ERIC Number: ED174725
Record Type: RIE
Publication Date: 1979-Jul
Reference Count: 0
Education in Jersey City: An Assessment of the Impact of Robinson V. Cahill.
Thomas, Earl Preston
Despite the New Jersey Public School Education Act of 1975, Jersey City remains one of the poorest municipalities in New Jersey in terms of per capita property wealth, and this is having a negative effect on its educational system. Even though the new law increased State aid to public education, conditions in Jersey City have worsened. Educational spending has fallen below the State average, taxes have skyrocketed above the State average, and pupil achievement levels are among the lowest in the State. The school system, despite being overburdened with large numbers of special needs pupils, will probably continue to be a low spending, high need system. Educational spending will continue to be limited by the demands that funding of essential municipal services make on the city's limited tax base. Pupil performance may get worse rather than better. In order to rectify this situation, the school finance provisions in the Public School Education Act of 1975 will have to be replaced by a more equitable and adequate formula to provide the Jersey City educational system with sufficient fiscal resources.
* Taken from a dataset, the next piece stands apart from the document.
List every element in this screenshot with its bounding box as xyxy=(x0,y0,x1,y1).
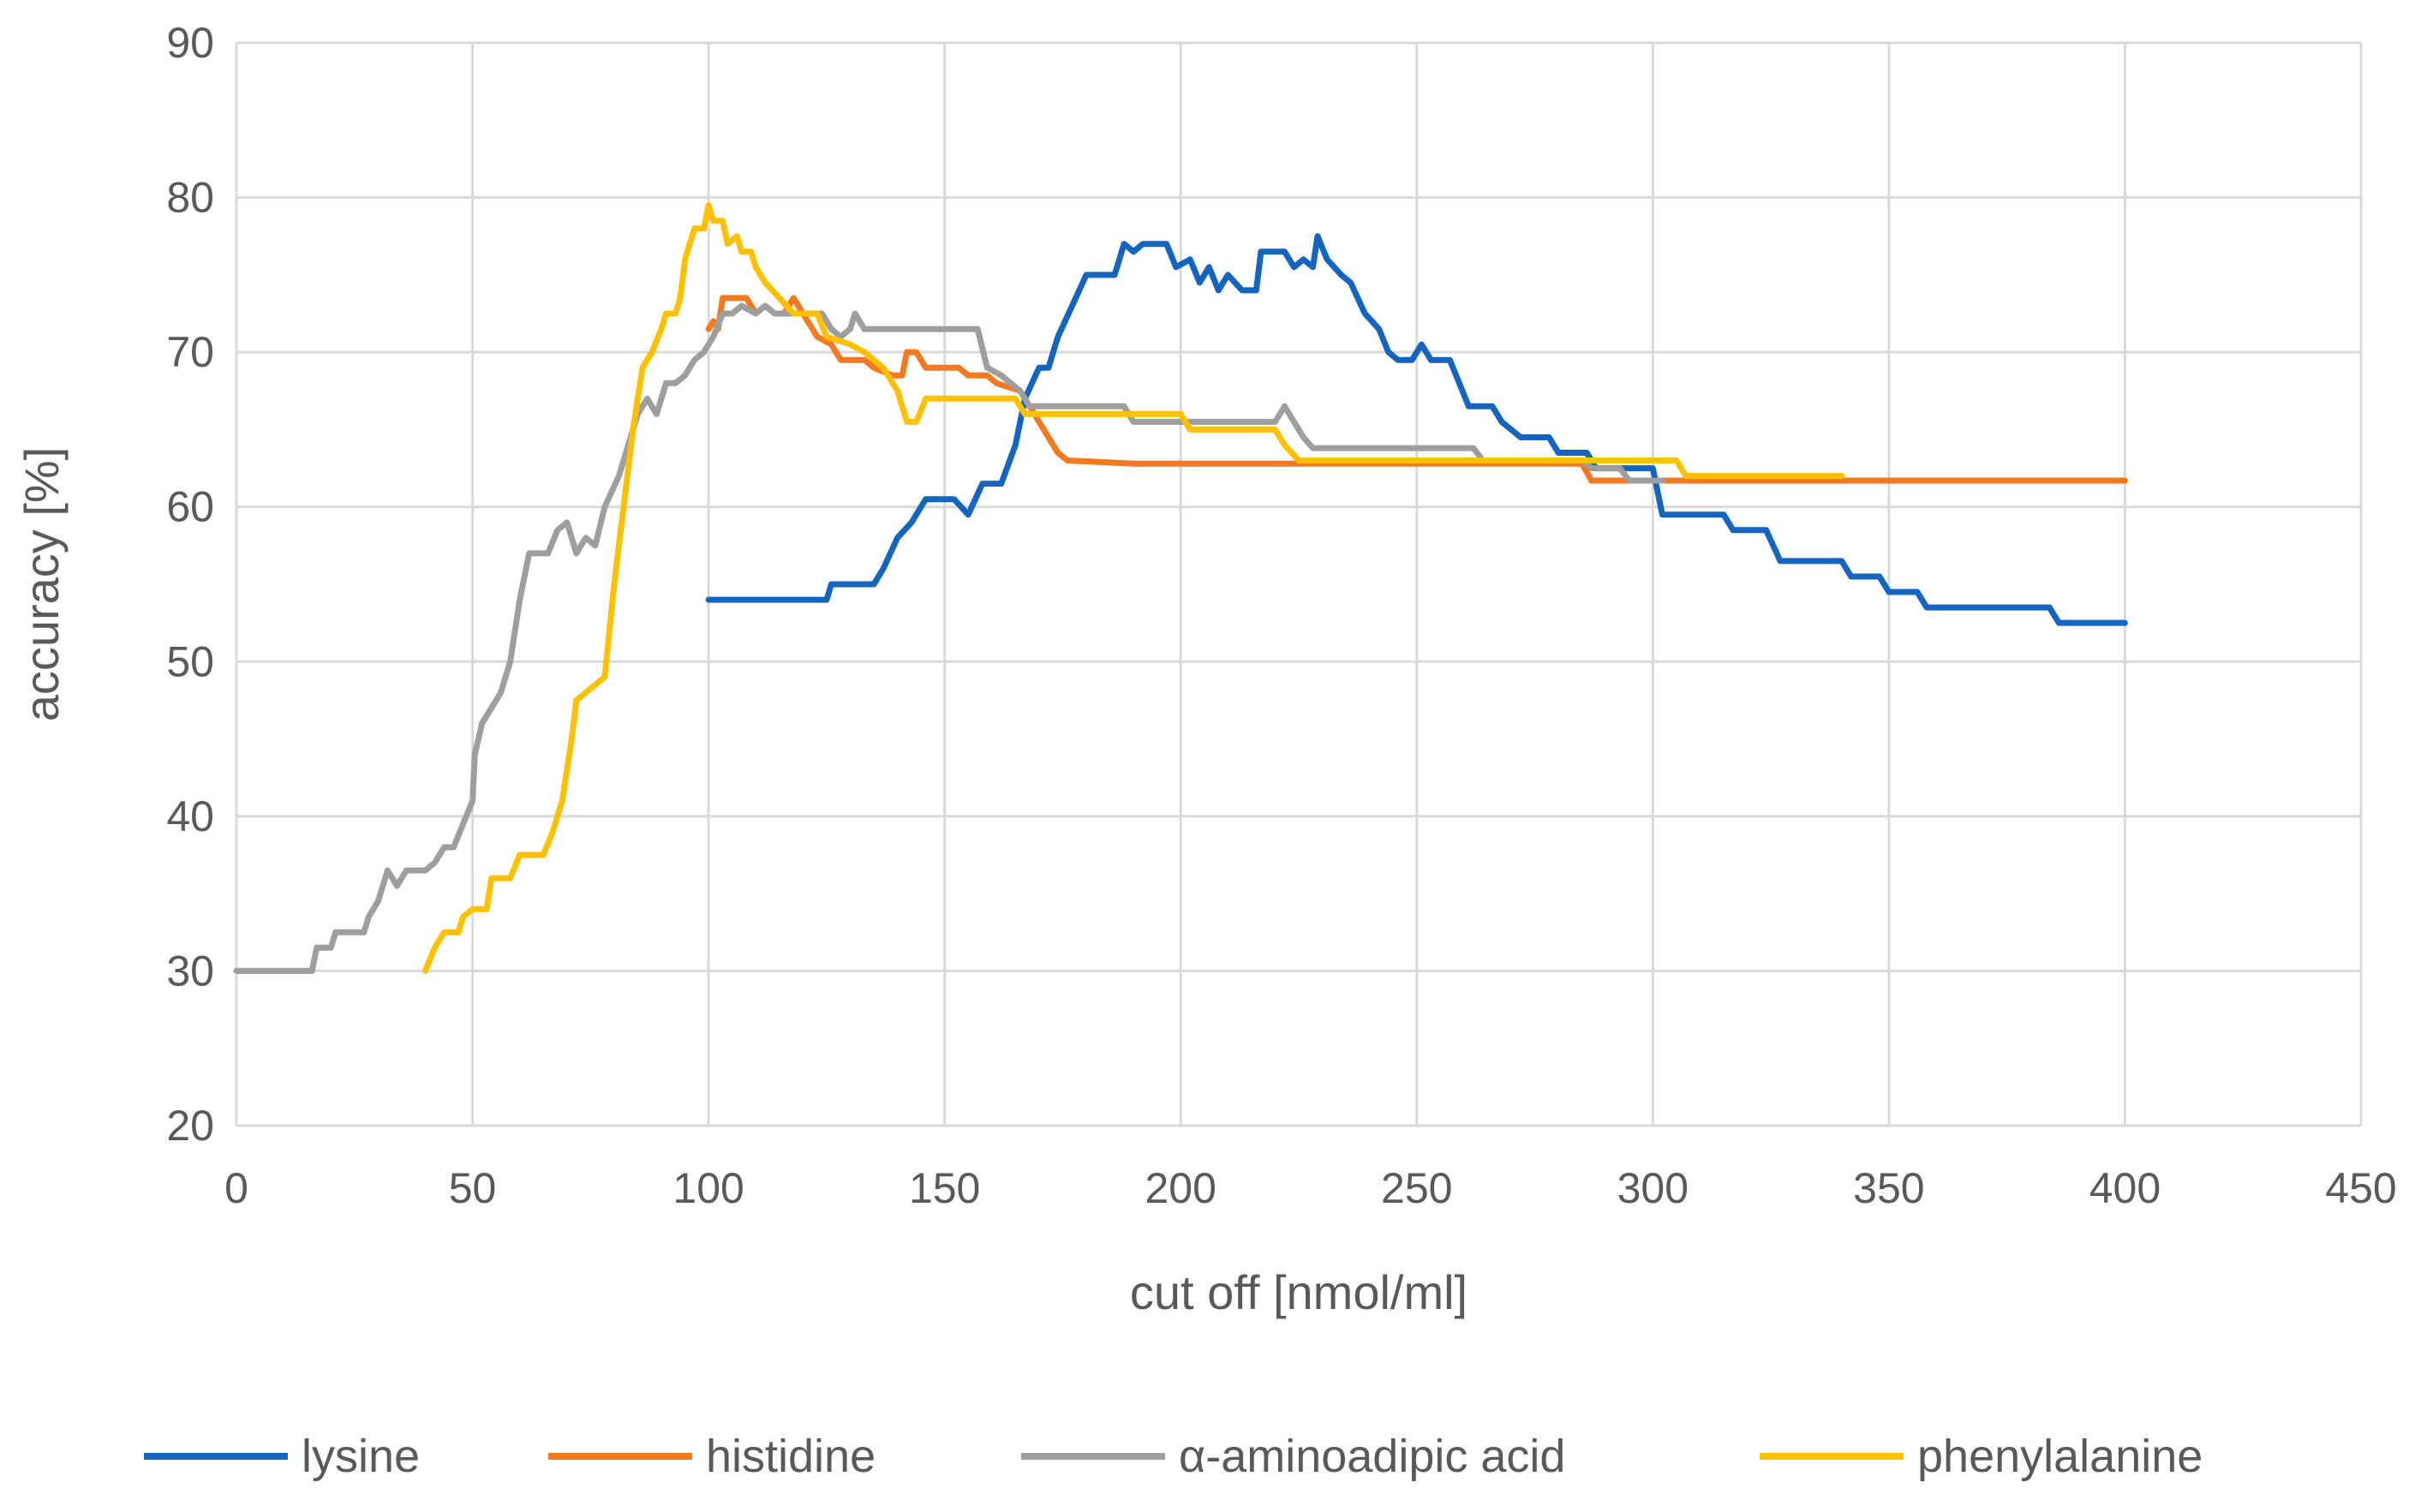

In addition, key participants will have to put aside "politics" and focus their efforts on meeting the needs of Jersey City's public school pupils if educational reform is to become a reality. (Author/EB)
Descriptors: Court Litigation, Educational Change, Educational Finance, Educationally Disadvantaged, Elementary Secondary Education, Finance Reform, Financial Needs, Financial Problems, Opinions, Political Influences, Public Schools, School Districts, State Aid, Student Needs, Tax Effort, Urban Problems, Urban Schools
Publication Type: Opinion Papers
Education Level: N/A
Authoring Institution: Greater Newark Urban Coalition, NJ.